Une entreprise est sur le point de révolutionner son marché avec un produit innovant. On s’attend à une annonce au prochain salon professionnel en vogue. Les spéculations vont bon train et si les rumeurs persistent, la concurrence s’apprête à lancer une contre-offensive. Et si, pour tromper les concurrents, l’entreprise envoyait les cadres en charge du supposé projet en vacances ? Rien de bien officiel, sinon le détail du voyage, photos et récits de voyage à l’appui, sur les blogs personnels des collaborateurs clefs du projet. À ceci près que ces collaborateurs sont fictifs, malgré leur présence sur les réseaux sociaux professionnels, et les vives recommandations de leurs collègues, responsables et collaborateurs aux divers postes — fictifs — occupés.

Une offensive armée se prépare.
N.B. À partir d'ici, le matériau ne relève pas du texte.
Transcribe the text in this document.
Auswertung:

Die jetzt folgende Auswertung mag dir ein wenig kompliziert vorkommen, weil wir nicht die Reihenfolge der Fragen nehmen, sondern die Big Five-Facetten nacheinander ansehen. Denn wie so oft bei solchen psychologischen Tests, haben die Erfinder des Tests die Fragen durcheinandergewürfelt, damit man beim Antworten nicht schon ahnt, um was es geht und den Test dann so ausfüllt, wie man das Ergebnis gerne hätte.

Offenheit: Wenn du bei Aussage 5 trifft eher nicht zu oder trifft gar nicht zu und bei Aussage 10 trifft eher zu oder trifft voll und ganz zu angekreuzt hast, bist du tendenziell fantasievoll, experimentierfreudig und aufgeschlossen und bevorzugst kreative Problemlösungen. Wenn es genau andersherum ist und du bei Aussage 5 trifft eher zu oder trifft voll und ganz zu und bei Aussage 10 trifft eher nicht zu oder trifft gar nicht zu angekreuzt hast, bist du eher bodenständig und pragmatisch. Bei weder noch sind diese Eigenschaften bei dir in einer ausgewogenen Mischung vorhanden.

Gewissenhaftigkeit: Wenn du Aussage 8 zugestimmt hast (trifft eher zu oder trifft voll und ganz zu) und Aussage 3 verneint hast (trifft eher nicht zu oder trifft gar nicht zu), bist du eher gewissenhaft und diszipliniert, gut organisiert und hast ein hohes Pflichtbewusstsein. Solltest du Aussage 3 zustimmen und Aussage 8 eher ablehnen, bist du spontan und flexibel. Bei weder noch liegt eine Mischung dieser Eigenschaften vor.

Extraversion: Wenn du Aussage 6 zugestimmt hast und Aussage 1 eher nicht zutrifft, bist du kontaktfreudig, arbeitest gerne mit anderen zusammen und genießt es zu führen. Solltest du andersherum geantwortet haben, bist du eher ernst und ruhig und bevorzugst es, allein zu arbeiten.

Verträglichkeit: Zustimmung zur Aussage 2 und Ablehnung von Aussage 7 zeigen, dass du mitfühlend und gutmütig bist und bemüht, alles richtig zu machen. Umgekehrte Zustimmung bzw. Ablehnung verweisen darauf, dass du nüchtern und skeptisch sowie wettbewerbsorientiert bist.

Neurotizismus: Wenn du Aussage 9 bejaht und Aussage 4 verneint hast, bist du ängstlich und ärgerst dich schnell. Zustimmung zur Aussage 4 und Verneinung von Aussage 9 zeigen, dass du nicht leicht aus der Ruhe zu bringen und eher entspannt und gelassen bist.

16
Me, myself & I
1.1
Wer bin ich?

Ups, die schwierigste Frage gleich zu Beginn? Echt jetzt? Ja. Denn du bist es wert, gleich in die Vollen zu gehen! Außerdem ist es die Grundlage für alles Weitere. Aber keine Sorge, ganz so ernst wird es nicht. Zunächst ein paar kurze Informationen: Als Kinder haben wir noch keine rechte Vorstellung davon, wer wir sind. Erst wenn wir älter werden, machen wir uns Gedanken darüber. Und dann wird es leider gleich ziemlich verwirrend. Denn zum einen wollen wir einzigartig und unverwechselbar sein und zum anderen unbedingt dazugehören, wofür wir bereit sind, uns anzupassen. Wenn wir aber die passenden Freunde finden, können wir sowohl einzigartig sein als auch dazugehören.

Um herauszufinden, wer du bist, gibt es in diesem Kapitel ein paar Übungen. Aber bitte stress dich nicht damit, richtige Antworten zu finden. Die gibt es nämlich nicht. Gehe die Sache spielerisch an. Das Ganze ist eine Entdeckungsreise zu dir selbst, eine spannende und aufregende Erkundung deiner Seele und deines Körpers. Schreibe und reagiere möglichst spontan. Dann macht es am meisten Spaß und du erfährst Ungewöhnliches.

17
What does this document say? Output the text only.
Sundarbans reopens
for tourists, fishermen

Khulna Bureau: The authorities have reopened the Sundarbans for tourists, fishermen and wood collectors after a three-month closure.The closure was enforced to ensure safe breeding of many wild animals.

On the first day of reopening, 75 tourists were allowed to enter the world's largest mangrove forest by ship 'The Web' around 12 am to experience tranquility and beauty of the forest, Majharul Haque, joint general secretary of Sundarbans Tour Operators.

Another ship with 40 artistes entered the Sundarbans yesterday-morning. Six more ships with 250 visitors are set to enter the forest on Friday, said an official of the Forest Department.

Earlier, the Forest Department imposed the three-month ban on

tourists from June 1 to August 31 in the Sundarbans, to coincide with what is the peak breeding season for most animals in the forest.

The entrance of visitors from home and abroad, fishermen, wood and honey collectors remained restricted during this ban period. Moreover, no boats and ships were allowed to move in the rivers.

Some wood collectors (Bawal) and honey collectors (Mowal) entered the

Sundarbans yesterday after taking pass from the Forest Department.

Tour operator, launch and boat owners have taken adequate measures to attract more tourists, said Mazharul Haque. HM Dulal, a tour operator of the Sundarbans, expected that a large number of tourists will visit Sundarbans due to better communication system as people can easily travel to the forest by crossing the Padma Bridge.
Ou pas. Et si un État mobilisait ou démobilisait ses troupes ? Très disciplinés, les soldats ne racontent pas le détail de leurs missions en ligne. Mais quand, du jour au lendemain, quelques milliers d’entre eux cessent subitement de parler de la pluie et du beau temps sur réseaux sociaux, forums, blogs et autres endroits indiscrets, que pourrait en conclure une puissance étrangère hostile ?

Les usages de ces avatars ou identités virtuelles ne manquent pas, qu’ils soient légitimes ou non, d’ailleurs.

L’idée n’en reste pas moins là : créer et faire vivre des avatars virtuels, des identités virtuelles, fictives, et qui mimeraient l’activité humaine, la vraie, pour mieux s’y mêler. Un Les Sims, mais « en vrai » dans le monde virtuel de la toile.

Comments

  1. Reflexion très intéressante sur l’industrialisation de quelque chose qui existe déjà : « prêcher le faux pour obtenir le vrai », les pseudos sur les mailings lists ou les forums, les identités (plus ou moins) masquées pour bloguer sans porter le poids de sa « vraie » identité…

    A voir comment cela évoluera dans un monde numérique qui, justement, tend à supprimer les « doubles vies »: LCEN, eG8… sans oublier les règles facebook qui impose d’utiliser son vrai nom.

    A suivre!

  2. Autre usage, lorsqu’on arrive trop tard et que certaines traces restent gravés dans la mémoire du web… Créer un homonyme pour noyer le poisson.

    En lisant tes histoires d’identités virtuelles, je ne peux m’empêcher de relier ça à une production de « déchets du web », un tas d’informations certainement utiles à un instant donné, mais qui finiront dans l’oubli. Jette un coup d’oeil à http://www.ecribouille.net/numerique/laffaire-du-dechet-numerique/ qui parle de l’écriture d’un mémoire sur ces fameux déchets (je n’ai pas fini de lire le mémoire en question, mais j’ai trouvé ce que j’ai lu très intéressant).